Fred’s email was more a reaction to a recent column in which I dissected the word “carrilla,” which refers to good-natured teasing. Among other terms, Fred referred to a familiar greeting, “Q-vo,” which is pronounced the way it looks and is sometimes rendered “Que Hubo,” and, according to Julian Vigil, my former colleague at Highlands and Luna, means, variously, “What’s happening?” or “What’s the latest?”
Julian said the term packs more punch if we tack on “ese” at the end. Both Julian and Fred say that Q-vo and Que Hubo are much more common as a greeting than the stilted “Hola! Que tal?”
“Hola” is a term we use only if we’ve taken a course in Spanish. Virtually every Spanish text begins with the greeting. Excuse me, but that is not what we in the southwest use. And if Julian says that’s so, then who can argue with one who was among the first American Hispanics to earn a Ph.D. in English?

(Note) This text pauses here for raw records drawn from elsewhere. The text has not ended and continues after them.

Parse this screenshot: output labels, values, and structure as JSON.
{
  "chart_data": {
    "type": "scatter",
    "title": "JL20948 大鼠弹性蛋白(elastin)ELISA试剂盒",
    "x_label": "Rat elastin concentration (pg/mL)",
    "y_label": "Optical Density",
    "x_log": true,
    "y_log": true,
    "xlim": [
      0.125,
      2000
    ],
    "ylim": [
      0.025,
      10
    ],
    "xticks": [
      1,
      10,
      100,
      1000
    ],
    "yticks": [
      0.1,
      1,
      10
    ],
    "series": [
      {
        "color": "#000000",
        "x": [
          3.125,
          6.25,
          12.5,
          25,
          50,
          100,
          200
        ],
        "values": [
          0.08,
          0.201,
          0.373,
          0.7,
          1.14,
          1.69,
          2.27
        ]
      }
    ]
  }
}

Some of the older readers of this column might remember my commenting at length about “sapo,” another term Fred Padilla mentioned. I love his description: “Sapo was called when one made the unbelievable shot or something that one could not do twice in a row, like making that basket from half-court.”
Having made a few sapos in my day, I must disclose here that the easiest column I ever wrote was inspired by the late Henry O. Sanchez, our former mayor and long-time coach. I was attending a lecture of mid-wifery on the Highlands campus, when Sanchez came in, sat next to me, and told me about having made a sapo minutes earlier in his back yard.
He described having scooped up the basketball to throw to another player. But the ball went straight into the hoop instead.
That was a sapo. As I sat through a lecture on “crowning,” “dilation,” “effacement” and “epidural,” I was really churning around ideas about sapos.
Strange, but when I took part in three-on-three backyard basketball games, every time I scored was a sapo. But every point scored by boys like Jimmy and Clyde Apodaca or Leroy or Tony Lucero “was skillful and carefully planned.”
• • •
Fred writes that his youth spent in Las Vegas acquainted him with interesting neighborhoods. “Chiveros” was a district west of New Mexico; the area now containing the Highlands tennis courts was known as La Lanera, Fred surmises because of the cottonwood trees next to the Gallinas.
And of course, few grew up town without becoming acquainted with Los Commerce Street Raiders. I’d like to write a column on that group and I’m hoping someone with ties to the Raiders can fill in some blanks.